In this section, we compare the time complexities of the Luo’s approach [4], the Bestagini’s approach [2] and the proposed approach. Let the spatial resolution of candidate video sequence be WH and N be the frame number. For the Bestagini’s approach, the size of macroblock is MM and the search range is S. Tables 5 and 6 are the pseudo-codes and the corresponding time complexity for the proposed approach and the Bestagini’s approach, respectively.

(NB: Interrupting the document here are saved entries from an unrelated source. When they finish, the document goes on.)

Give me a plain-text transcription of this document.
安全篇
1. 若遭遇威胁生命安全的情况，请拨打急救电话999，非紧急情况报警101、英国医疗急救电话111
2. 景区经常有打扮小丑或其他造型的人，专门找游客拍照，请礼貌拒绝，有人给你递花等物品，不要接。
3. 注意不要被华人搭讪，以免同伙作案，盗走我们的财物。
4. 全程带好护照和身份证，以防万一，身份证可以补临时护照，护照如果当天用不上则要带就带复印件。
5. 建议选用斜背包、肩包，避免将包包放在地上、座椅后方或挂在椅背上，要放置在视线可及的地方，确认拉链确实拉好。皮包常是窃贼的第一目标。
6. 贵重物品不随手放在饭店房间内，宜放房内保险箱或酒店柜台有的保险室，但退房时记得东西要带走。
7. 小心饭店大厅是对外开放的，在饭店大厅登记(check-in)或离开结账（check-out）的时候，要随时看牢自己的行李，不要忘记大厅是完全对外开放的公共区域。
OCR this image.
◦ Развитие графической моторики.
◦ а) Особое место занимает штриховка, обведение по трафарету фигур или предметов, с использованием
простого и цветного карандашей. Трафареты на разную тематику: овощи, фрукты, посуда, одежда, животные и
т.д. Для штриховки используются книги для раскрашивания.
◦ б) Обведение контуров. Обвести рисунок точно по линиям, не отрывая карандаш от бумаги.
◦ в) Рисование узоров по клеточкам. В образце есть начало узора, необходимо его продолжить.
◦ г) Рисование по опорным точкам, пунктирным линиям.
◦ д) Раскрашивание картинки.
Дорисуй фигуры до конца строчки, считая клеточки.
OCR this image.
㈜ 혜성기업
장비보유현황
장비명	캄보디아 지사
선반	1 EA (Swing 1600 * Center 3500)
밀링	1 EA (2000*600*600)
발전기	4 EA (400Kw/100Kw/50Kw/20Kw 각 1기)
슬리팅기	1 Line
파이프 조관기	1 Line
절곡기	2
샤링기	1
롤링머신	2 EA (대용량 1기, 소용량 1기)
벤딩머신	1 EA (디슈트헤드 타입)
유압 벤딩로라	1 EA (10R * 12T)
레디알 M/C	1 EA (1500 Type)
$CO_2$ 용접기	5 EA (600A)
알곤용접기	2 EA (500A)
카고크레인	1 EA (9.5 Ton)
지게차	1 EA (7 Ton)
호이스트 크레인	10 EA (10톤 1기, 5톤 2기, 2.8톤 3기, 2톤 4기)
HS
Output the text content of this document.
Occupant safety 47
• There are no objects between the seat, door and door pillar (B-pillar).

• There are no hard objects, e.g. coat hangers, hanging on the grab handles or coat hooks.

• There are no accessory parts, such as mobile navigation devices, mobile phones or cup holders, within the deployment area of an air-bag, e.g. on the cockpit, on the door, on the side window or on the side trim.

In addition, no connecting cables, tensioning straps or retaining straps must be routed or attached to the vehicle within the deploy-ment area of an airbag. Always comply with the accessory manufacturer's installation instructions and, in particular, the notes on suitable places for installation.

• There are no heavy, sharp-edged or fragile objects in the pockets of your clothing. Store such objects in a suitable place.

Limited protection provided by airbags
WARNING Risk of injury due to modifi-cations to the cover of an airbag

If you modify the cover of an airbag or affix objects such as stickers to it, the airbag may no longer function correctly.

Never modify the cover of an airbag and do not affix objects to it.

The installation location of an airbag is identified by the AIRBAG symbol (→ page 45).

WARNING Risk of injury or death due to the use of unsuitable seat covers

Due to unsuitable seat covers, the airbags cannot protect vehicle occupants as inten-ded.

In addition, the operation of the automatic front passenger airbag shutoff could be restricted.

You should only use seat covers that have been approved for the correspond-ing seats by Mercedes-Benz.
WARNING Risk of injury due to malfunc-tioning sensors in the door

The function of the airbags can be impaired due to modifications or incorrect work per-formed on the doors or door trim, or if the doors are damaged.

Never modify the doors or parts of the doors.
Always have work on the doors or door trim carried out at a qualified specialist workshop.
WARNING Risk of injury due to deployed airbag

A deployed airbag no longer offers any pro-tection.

Table 5 Time complexity computation of the proposed method
Table 6 Time complexity computation of P. Bestagini et al. method

From Table 5, we know that the time complexity of the proposed method mainly depends on the computation of ATV metric and DFT in step one and step two, respectively. In step one, the ATV value is computed for each frame in the suspicious video, and then its complexity is O(WHN). While the time complexity of step two is O(Nlog 2(N)). Thus, the total time-complexity is O(WHN)+O(Nlog 2(N)) for the proposed method. This indicates that the computation time is closely related with the spatial resolution and frame number of candidate video. From Table 6, the overall time complexity of the Bestagini’s approach is O(WH 2(N-2)) + O(WH(N-2)) +O((N-2)log 2(N-2). For the computational complexity of the Luo’s approach [4], it is reported to be O(WHN)+O(Nlog 2(N), which is very near to that of the proposed approach. However, the computational complexity of the proposed approach outperforms the Bestagini’s approach. Table 7 summarizes the actual time consumptions of these three detection approaches. The time consumption of the proposed approach is somewhat lower than that of the Luo’s approach, simply because its similarity computation is slightly more computation-intensive than the proposed approach. Moreover, the quantization processing of similarity consumes extra time [4]. However, the Bestagini’s approach consumes much more time because each frame is required to regenerate an interpolation frame for comparison, which is really a very computation-intensive process. Moreover, the proposed approach can automatically separate the up-converted videos from the original frames, but the other two approaches need human intervention.

Table 7 Performance comparison of the existing FRUC detection algorithms

5 Conclusions

In this paper, an efficient blind forensic approach is proposed to detect the presence of video FRUC, which is usually used to generate faked high frame-rate video or splice two videos with different frame rates. The candidate video is investigated by the frame-level analysis of local texture variation. The frame interpolation will exhibit some periodicity, which can be used to infer the original frame rate. The proposed approach is not only effective for simple frame repetition and FA, but also is effective for advanced video FRUC approaches such as MCI, OBMC and MHB. Moreover, experimental results on those up-converted videos which are further encoded with H.264/AVC show that the proposed approach is also robust to lossy video compression with moderate compression ratio. In future research, we will further investigate the mechanisms of various video FRUC techniques and attempt to further decide the specific FRUC approach when a candidate is detected as a faked video by FRUC.